D’autre part il ne s’agit pas d’imposer une prolongation ou une répétition du service national conscrit, comme le fit la France lors des événements d’Algérie, mais d’augmenter les effectifs militaires servant sous contrat. Les personnes concernées sont simplement obligées de s’engager dans l’armée active, et y bénéficieront du même statut que les militaires professionnels actuels. Pour utiliser une image française, il s’agit de recruter d’autorité des Engagés Involontaires de l’Armée de Terre, et des Cadres de Réserve en Situation d’Activité. La seule inconnue, du moins à l’étranger, est la durée de cet engagement, à savoir s’il s’agira de contrats à durée déterminée « pour la durée de l’opération spéciale », ou pour une durée spécifiée en nombre de mois ou d’années, et enfin si cette durée sera égale pour tous ou individualisée en fonction des besoins.
Ce qui, sauf erreur, n’a pas non plus été précisé, est s’il s’agit de rappels personnels donnant lieu ensuite à affectation individuelle selon les besoins du moment, ou s’il s’agit de la mobilisation d’unités (corps) organiques de réserve déterminées connaissant dès le temps de paix leurs tableaux nominatifs d’effectifs (listes de réservistes avec leurs affectations).
Le président russe a fait référence à la nécessité de garnir une longue ligne de front en Ukraine, et assuré que tous les militaires de réserve concernés feraient l’objet d’une formation complémentaire préalable à leur déploiement. Cela ne signifie pas que la finalité de ce rappel partiel, qu’on ne notera pas immédiatement sur le théâtre d’opérations, soit de tenir le front ukrainien, d’ailleurs l’armée russe n’est pas dans une situation d’urgence, ni d’attrition significative.

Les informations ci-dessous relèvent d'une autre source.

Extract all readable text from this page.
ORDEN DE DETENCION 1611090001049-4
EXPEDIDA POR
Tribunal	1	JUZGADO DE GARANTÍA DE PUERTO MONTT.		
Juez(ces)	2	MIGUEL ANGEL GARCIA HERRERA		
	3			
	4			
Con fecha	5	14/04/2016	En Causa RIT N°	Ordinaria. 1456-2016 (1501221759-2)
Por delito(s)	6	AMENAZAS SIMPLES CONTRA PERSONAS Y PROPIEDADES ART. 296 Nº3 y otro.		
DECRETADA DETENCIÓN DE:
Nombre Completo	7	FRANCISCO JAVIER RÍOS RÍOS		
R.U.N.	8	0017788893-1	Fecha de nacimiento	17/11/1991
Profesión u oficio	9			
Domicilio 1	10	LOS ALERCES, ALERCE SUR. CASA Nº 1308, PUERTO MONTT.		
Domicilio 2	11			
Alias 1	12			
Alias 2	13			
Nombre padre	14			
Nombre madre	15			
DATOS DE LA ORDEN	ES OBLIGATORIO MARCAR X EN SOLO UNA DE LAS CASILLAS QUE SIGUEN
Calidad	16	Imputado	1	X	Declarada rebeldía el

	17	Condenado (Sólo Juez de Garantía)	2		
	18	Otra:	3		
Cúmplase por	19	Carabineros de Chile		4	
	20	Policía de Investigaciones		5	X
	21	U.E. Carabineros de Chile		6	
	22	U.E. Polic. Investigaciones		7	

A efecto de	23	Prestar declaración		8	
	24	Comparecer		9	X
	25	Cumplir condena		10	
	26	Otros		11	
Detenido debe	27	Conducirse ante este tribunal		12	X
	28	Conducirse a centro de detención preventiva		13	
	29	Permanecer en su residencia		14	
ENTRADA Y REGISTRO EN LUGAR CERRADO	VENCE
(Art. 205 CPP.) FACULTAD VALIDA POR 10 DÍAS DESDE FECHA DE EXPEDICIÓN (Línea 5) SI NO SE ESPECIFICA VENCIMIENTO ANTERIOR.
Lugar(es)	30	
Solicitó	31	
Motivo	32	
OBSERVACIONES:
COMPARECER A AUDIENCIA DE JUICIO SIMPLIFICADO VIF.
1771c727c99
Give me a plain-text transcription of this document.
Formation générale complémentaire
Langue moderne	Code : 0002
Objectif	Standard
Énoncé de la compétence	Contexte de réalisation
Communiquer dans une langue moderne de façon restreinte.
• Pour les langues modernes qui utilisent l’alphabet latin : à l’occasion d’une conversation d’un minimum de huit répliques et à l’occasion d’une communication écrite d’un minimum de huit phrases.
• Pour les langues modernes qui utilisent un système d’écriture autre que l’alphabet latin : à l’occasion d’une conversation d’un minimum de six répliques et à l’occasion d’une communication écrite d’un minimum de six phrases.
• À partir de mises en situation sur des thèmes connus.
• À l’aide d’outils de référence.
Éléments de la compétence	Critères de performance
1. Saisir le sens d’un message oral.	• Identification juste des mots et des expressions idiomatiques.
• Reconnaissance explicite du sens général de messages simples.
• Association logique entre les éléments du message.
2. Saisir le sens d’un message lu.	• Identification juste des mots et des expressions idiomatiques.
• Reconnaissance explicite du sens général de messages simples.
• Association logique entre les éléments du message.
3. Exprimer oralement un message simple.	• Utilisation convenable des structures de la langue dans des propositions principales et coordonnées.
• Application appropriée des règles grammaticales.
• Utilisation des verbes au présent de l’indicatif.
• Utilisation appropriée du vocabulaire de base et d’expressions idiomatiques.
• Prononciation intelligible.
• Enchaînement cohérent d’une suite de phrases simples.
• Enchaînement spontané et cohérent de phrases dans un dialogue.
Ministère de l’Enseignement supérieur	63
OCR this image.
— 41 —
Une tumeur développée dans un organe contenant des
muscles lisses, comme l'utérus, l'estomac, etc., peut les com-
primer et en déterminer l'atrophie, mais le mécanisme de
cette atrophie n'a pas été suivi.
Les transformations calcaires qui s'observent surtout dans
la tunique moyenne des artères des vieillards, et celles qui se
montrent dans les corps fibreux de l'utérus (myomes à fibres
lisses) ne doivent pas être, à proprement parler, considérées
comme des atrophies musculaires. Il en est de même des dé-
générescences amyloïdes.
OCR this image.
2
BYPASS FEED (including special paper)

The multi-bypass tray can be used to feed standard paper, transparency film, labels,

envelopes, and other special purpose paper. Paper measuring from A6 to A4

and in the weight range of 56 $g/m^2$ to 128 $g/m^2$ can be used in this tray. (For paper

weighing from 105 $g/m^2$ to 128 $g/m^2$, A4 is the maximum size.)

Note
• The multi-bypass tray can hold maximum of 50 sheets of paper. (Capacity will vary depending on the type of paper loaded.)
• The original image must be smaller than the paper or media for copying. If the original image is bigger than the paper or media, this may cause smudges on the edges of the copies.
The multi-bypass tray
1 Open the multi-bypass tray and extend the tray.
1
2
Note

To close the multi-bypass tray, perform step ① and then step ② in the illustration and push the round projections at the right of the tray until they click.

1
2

Il est plus vraisemblable que le gouvernement russe, qui contrairement à ses homologues occidentaux gouverne, gère et prévoit, ait décidé de procéder à une augmentation du format de l’armée, tout simplement. D’ailleurs depuis plus d’un quart de siècle le gouvernement français excuse toutes ses réductions d’effectifs au moyen du concept nouveau de « changement de format » (pas seulement d’augmentation d’effectifs) en cas de résurgence d’une tension majeure en Europe, expliquant dès le livre blanc de 1994 qu’un tel cas de figure prendrait « suffisamment de temps pour permettre à la France de changer le format de son outil de défense » (comme on l’a rappelé dans le Septième Scénario), et omettant de procéder à ce changement alors qu’elle ne cesse, depuis 2014, de déclarer la guerre à la première puissance européenne.
Alors que le gouvernement russe avait en mars de bonnes raisons d’espérer un accord rapide avec le gouvernement ukrainien, l’axe atlantico-uniopéen ne cesse aujourd’hui d’annoncer une guerre totale, et de prendre des mesures à moyen terme dont les effets sont attendus sous deux à cinq ans, ce qui indique une intention de faire durer (et d’élargir) le conflit. De même les pays de l’axe antirusse ont depuis plusieurs mois engagé exceptionnellement des moyens financiers colossaux, sollicité extraordinairement leurs industries militaires (autre indicateur d’une intention de durée) voire, pour certains, annoncé l’entrée en régime d’économie de guerre et le rationnement des populations. Les décisions annoncées par le gouvernement russe le 21 septembre relèvent du même ordre, bien que l’impact pour la société civile en soit incomparablement inférieur.
C’est dans ce contexte que la Russie a décidé d’augmenter d’un tiers le volume de ses forces armées du temps de paix, sans pour autant (à ce stade) déclarer l’état de guerre, ni la mobilisation en vue d’une montée en puissance et du passage au format du temps de guerre, à savoir la mise sur pied de toutes les unités de réserve. Ce n’est pas ça.